In un primo tempo il lavoro era concepito come uno strumento, un mezzo per rimanere più in intimità con Dio. Si dice che i monaci lavorassero con le mani e che poi disfacessero quello che avevano fatto: sono leggende, questo non accadde mai. Ma è vero che a poco a poco, soprattutto attraverso la regola di san Benedetto, si capì che il lavoro aveva un valore positivo: certe ore erano dedicate alla preghiera, certe al lavoro manuale. «I monaci sono veramente tali quando vivono con il lavoro delle loro mani, come hanno fatto i nostri padri e gli apostoli»: è chiarissima l’affermazione di san Benedetto.
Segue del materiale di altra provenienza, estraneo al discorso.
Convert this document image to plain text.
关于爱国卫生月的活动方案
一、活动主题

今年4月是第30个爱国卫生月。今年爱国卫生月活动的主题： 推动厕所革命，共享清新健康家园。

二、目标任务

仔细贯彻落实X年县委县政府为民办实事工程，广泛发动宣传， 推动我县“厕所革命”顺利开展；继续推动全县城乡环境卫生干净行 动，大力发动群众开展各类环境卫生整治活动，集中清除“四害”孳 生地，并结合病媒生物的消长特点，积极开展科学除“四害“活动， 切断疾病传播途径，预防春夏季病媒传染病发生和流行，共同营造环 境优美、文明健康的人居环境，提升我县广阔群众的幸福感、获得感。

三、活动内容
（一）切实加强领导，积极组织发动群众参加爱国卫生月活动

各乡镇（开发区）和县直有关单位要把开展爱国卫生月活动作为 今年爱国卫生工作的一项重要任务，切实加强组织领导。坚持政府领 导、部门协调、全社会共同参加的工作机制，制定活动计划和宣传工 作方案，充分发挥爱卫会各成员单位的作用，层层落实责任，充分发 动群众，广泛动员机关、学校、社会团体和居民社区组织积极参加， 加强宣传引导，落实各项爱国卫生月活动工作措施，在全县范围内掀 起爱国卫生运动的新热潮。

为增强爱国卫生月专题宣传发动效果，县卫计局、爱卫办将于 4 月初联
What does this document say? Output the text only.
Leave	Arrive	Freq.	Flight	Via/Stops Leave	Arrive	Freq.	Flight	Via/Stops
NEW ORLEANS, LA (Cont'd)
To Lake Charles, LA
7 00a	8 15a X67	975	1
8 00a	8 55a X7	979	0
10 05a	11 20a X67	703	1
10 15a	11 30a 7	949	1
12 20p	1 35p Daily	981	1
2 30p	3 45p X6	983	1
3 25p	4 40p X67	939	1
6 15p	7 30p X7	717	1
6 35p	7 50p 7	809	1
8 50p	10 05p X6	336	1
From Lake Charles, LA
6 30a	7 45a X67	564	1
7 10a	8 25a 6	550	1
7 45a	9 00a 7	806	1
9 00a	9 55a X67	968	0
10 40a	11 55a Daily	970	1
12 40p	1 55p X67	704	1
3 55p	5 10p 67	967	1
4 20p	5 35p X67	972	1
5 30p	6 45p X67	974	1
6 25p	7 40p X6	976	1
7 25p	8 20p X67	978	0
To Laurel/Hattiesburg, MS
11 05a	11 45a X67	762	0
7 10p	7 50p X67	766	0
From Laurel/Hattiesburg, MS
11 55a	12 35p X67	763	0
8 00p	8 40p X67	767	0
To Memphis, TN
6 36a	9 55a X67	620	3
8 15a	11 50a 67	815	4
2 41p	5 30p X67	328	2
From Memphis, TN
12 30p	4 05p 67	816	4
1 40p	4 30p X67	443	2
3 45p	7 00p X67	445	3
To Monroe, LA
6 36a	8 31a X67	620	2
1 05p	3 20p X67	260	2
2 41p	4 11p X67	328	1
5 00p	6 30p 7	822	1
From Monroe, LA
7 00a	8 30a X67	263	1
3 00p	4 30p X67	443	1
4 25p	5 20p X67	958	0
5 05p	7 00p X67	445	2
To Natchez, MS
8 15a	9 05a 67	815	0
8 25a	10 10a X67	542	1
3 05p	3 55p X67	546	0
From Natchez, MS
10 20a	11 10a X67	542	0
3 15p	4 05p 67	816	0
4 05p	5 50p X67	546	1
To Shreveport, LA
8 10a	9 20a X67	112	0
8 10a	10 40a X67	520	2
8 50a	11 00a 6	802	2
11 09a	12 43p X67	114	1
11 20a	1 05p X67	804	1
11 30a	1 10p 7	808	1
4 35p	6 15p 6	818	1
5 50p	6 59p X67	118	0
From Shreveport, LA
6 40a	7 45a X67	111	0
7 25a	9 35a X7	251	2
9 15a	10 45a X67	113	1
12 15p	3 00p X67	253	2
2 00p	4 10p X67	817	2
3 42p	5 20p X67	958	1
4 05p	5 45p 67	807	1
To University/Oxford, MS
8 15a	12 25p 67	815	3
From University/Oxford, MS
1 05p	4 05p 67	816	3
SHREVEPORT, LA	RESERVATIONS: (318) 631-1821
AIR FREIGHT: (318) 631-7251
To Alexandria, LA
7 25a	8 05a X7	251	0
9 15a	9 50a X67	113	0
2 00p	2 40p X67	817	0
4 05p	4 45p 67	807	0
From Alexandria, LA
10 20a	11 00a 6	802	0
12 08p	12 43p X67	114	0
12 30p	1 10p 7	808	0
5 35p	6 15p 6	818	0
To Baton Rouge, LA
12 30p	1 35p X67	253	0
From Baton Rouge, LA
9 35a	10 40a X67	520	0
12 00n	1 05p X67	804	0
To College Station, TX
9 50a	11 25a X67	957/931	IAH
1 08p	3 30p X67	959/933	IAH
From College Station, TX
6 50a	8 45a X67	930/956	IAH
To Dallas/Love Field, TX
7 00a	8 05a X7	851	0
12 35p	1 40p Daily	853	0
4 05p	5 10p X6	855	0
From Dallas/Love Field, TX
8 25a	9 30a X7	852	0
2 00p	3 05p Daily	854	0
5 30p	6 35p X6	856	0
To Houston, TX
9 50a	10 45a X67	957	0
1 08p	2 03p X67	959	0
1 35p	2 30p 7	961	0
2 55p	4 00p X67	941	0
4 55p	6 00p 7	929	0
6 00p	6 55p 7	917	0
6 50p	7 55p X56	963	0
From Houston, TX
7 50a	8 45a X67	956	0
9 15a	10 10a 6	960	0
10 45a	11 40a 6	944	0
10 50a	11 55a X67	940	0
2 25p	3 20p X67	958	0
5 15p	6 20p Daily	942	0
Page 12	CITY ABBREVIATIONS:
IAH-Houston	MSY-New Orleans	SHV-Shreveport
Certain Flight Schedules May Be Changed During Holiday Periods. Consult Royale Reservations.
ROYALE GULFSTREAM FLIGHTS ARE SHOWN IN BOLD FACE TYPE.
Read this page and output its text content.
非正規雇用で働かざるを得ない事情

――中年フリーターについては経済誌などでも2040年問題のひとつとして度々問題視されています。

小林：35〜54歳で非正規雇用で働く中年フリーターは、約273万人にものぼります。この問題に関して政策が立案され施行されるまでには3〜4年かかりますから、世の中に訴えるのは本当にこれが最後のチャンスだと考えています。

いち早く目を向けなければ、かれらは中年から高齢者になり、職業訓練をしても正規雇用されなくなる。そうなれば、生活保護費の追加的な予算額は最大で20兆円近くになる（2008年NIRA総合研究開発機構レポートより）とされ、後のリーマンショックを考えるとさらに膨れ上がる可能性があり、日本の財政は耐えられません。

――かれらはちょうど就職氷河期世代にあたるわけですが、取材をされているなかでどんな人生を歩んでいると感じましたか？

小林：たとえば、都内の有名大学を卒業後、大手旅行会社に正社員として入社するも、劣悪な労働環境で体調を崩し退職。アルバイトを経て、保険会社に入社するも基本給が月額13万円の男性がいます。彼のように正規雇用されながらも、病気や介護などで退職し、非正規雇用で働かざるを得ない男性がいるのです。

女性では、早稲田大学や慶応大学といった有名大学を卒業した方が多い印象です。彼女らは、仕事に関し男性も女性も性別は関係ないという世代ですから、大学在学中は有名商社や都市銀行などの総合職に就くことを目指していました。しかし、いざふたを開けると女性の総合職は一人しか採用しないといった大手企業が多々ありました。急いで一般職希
Nel suo discorso Benedetto XVI si riferisce in modo particolare al concetto di lavoro che Gesù esprime nel Vangelo: «Il Padre mio opera». Certamente, anche la Creazione è un concetto che implica, come dice bene il Papa, un Dio che viene a lavorare, che quasi si sporca le mani per modellare la sua creatura, che poi diventa sua veramente quando vi ispira il principio spirituale dell’anima. Nelle regole monastiche questo viene espresso con l’idea che tutti devono lavorare, che il lavoro non è riservato solo ad alcuni. Certo, poi c’erano compiti diversi, però nella tradizione monastica il lavoro, come d’altra parte accade ancora oggi nei grandi monasteri, faceva parte dell’impegno di tutti i monaci. Il lavoro della terra, il prosciugare paludi forse è stato un po’ esagerato da una visione romantica del monachesimo, però di fatto, quando era necessario lavorare nei campi, lo si faceva, e andavano tutti i monaci.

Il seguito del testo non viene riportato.